Consider a rod (of length $$l_o$$)with a variable $$\alpha$$ such that $$\alpha = Kx$$...where x is the distance of a point on the rod from one of its end.calculate the the final length of rod when the temperature of the rod is increased by $$\Delta$$T Now using (a) $$dl=dx*kx*\Delta T———(b)$$ next step is to integrate (b).. $$\int dl =\int kxdx*\Delta T$$

My doubt is regarding the limits to be taken for x.Is it from o to $$l_o$$?If so what about extra length which is generated slowly by the change in temperature...shouldn’t we include the expansion of that part in to consideration?
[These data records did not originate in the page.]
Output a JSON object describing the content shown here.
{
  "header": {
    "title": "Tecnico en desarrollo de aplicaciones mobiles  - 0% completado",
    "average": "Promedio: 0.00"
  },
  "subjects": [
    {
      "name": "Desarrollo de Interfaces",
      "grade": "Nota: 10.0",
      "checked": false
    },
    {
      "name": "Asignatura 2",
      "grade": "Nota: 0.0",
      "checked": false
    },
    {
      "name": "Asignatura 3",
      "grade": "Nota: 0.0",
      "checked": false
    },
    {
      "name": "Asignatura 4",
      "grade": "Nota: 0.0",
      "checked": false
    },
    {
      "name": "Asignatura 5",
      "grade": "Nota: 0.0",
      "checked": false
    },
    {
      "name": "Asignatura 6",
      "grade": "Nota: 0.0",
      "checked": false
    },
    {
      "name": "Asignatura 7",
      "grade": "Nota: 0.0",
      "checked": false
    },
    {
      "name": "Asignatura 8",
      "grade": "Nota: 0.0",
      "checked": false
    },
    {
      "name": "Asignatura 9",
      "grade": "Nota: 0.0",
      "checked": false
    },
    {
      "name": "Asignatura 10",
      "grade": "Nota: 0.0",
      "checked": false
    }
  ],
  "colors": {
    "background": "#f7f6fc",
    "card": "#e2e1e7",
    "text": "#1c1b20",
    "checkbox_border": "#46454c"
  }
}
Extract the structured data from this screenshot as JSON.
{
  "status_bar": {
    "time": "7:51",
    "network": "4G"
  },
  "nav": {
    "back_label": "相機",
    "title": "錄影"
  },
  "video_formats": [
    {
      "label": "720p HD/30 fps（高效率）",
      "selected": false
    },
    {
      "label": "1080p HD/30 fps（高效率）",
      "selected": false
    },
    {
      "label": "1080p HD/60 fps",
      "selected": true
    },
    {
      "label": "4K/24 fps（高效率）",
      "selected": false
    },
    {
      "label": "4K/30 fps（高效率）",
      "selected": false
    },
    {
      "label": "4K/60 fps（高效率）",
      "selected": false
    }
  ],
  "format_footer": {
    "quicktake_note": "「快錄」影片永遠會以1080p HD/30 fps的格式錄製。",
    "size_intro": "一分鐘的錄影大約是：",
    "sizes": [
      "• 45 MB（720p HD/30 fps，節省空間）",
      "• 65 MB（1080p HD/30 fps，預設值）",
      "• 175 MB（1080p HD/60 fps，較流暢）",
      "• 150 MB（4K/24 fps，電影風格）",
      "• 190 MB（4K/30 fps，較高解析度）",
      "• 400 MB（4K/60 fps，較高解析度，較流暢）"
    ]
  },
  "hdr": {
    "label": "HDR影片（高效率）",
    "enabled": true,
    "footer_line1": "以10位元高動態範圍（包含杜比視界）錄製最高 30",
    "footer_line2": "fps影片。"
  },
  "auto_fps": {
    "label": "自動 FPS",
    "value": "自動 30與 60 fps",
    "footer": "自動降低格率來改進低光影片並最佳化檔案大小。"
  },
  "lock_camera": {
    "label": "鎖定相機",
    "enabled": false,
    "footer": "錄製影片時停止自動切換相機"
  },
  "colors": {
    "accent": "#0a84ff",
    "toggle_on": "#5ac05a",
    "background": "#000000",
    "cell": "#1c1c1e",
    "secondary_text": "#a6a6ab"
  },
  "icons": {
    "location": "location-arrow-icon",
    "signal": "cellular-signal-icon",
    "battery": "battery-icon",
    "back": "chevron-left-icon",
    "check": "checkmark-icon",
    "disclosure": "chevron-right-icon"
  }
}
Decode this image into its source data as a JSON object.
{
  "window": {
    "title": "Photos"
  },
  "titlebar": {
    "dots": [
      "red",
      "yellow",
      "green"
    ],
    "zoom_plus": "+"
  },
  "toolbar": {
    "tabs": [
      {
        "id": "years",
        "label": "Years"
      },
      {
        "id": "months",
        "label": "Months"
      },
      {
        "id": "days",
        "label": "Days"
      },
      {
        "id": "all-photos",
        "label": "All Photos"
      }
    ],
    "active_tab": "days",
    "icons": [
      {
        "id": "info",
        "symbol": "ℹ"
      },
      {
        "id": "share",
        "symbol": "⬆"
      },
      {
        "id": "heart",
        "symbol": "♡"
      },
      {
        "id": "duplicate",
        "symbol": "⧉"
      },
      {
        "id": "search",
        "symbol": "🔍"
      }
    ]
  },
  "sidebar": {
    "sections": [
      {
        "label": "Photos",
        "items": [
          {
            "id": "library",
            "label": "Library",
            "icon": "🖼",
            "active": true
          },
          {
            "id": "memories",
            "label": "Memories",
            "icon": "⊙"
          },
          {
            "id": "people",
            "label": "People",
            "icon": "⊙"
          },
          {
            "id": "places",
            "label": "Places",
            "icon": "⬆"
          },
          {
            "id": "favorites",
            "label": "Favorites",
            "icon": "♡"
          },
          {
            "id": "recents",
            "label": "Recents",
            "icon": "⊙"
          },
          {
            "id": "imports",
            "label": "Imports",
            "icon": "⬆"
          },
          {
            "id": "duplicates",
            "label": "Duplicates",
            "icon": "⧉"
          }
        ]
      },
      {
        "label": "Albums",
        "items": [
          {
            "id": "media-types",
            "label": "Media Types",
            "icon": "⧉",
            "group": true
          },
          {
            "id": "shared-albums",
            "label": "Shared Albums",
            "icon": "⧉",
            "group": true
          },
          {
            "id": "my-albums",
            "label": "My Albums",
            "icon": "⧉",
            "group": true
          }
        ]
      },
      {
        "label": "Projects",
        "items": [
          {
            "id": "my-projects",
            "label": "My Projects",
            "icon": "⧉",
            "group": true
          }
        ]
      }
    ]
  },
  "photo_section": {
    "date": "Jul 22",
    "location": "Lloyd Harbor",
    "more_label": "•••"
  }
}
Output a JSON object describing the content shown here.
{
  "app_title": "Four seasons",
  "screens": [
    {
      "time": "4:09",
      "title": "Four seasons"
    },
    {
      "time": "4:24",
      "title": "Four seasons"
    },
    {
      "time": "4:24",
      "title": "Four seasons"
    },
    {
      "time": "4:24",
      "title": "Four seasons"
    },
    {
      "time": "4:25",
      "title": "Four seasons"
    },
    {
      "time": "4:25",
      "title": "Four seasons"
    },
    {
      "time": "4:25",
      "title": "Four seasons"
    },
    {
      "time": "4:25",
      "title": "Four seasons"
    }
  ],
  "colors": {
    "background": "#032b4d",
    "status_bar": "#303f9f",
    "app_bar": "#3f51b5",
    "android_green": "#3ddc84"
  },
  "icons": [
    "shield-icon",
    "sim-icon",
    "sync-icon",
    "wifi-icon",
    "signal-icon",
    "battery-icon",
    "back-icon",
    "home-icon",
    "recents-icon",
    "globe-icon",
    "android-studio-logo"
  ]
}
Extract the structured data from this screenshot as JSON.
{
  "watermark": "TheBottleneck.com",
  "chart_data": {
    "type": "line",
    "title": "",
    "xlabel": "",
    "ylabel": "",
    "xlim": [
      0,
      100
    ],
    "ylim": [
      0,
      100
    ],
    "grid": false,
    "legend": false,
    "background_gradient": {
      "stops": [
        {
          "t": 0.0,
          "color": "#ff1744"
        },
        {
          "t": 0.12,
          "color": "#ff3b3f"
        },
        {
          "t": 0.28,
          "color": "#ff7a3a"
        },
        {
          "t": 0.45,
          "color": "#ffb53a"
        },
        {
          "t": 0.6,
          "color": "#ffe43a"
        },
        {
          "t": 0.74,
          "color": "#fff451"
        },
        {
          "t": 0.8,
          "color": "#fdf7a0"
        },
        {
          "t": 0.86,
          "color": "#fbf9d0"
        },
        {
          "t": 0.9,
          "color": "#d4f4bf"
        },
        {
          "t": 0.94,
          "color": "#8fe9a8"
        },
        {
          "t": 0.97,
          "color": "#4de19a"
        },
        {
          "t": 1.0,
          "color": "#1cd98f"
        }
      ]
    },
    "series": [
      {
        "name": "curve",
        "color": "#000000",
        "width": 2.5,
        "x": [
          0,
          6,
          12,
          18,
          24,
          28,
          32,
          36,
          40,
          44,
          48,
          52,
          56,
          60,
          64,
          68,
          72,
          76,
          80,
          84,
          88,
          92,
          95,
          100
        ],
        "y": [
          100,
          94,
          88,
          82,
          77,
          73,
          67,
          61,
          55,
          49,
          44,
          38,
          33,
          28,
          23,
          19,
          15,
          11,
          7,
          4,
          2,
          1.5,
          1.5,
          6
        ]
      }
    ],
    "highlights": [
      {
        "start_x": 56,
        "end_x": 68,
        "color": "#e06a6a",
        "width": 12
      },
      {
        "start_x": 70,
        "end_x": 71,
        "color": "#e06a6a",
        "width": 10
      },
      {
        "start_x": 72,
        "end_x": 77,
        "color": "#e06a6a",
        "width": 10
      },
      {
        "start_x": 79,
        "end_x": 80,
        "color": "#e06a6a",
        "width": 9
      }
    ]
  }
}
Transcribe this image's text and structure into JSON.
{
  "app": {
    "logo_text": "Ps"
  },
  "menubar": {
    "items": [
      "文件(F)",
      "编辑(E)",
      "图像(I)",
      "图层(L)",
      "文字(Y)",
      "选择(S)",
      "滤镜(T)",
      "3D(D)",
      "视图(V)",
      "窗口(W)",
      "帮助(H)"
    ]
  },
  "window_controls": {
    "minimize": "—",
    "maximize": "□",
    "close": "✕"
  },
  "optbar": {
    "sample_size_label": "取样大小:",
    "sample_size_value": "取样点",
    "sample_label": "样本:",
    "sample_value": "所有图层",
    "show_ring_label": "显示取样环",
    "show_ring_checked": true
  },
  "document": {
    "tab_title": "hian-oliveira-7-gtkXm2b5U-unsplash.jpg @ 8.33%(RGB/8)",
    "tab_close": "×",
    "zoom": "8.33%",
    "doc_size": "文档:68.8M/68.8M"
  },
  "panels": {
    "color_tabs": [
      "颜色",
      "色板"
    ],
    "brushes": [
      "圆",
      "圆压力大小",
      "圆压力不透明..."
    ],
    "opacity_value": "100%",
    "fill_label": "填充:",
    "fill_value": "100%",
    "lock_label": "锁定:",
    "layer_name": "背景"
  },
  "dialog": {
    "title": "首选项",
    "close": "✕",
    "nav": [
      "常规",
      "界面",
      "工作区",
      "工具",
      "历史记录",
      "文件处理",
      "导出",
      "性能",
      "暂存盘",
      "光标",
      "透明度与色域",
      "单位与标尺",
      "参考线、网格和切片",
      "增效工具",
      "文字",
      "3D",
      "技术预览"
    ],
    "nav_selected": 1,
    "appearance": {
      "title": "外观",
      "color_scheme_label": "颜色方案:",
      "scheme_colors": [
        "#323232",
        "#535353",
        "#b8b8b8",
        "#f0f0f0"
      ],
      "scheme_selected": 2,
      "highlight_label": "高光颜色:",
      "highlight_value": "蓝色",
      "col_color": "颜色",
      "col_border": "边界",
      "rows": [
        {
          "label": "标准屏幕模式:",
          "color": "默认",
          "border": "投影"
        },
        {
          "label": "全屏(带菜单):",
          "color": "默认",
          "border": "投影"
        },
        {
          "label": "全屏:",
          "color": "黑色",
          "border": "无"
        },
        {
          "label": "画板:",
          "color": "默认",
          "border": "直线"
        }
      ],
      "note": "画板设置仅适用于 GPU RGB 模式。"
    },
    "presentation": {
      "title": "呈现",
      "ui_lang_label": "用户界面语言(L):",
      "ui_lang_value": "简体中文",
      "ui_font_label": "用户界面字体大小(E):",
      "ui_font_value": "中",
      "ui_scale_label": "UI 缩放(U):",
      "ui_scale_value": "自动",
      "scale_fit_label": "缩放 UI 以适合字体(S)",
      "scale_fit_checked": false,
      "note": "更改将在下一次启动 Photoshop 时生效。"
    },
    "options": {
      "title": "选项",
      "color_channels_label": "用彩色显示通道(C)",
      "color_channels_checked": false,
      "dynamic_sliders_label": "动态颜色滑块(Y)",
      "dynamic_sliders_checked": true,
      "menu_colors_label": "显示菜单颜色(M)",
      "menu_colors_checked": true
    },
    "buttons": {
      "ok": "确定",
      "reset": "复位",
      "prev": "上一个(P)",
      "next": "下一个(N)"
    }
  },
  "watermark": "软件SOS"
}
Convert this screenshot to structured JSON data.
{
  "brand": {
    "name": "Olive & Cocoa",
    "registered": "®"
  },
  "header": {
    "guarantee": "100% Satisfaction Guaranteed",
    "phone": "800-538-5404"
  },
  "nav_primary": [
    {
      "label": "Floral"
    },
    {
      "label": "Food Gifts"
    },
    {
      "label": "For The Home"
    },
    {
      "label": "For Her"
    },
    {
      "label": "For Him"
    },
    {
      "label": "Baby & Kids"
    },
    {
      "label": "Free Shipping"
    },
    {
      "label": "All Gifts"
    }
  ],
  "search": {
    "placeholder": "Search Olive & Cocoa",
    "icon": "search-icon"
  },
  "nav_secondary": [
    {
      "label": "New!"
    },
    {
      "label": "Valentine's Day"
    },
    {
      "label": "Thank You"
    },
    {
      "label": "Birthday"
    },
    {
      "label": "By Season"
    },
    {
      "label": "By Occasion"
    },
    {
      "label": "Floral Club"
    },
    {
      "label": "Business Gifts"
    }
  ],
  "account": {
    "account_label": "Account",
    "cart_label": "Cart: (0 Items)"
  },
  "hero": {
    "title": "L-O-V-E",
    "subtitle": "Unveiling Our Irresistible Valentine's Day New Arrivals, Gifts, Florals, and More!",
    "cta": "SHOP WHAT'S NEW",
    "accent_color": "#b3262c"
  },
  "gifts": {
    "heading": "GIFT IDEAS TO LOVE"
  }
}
• If the total length of the rod is being heated evenly, then all parts of the rod expand. – user207455 May 3 '19 at 6:28
• @SolarMike yeah they do....hence the doubt is arises.. – Crypton May 3 '19 at 6:56

Let x be the location along the rod (after heating has occurred) of the cross section that was at location $$x_0$$ before heating, and let the coefficient of linear expansion be a linear function of the initial (material) location $$a(x_0)=kx_0$$. Then for the segment of the rod between $$x_0$$ and $$x_0+dx_0$$, we have after heating that $$dx=(1+\alpha\Delta T)dx_0=(1+kx_0\Delta T)dx_0$$If we integrate this equation from $$x_0=0$$ to $$x_0=l$$ we obtain: $$x(l)=l+k\frac{l^2}{2}\Delta T$$This is the final length of the rod.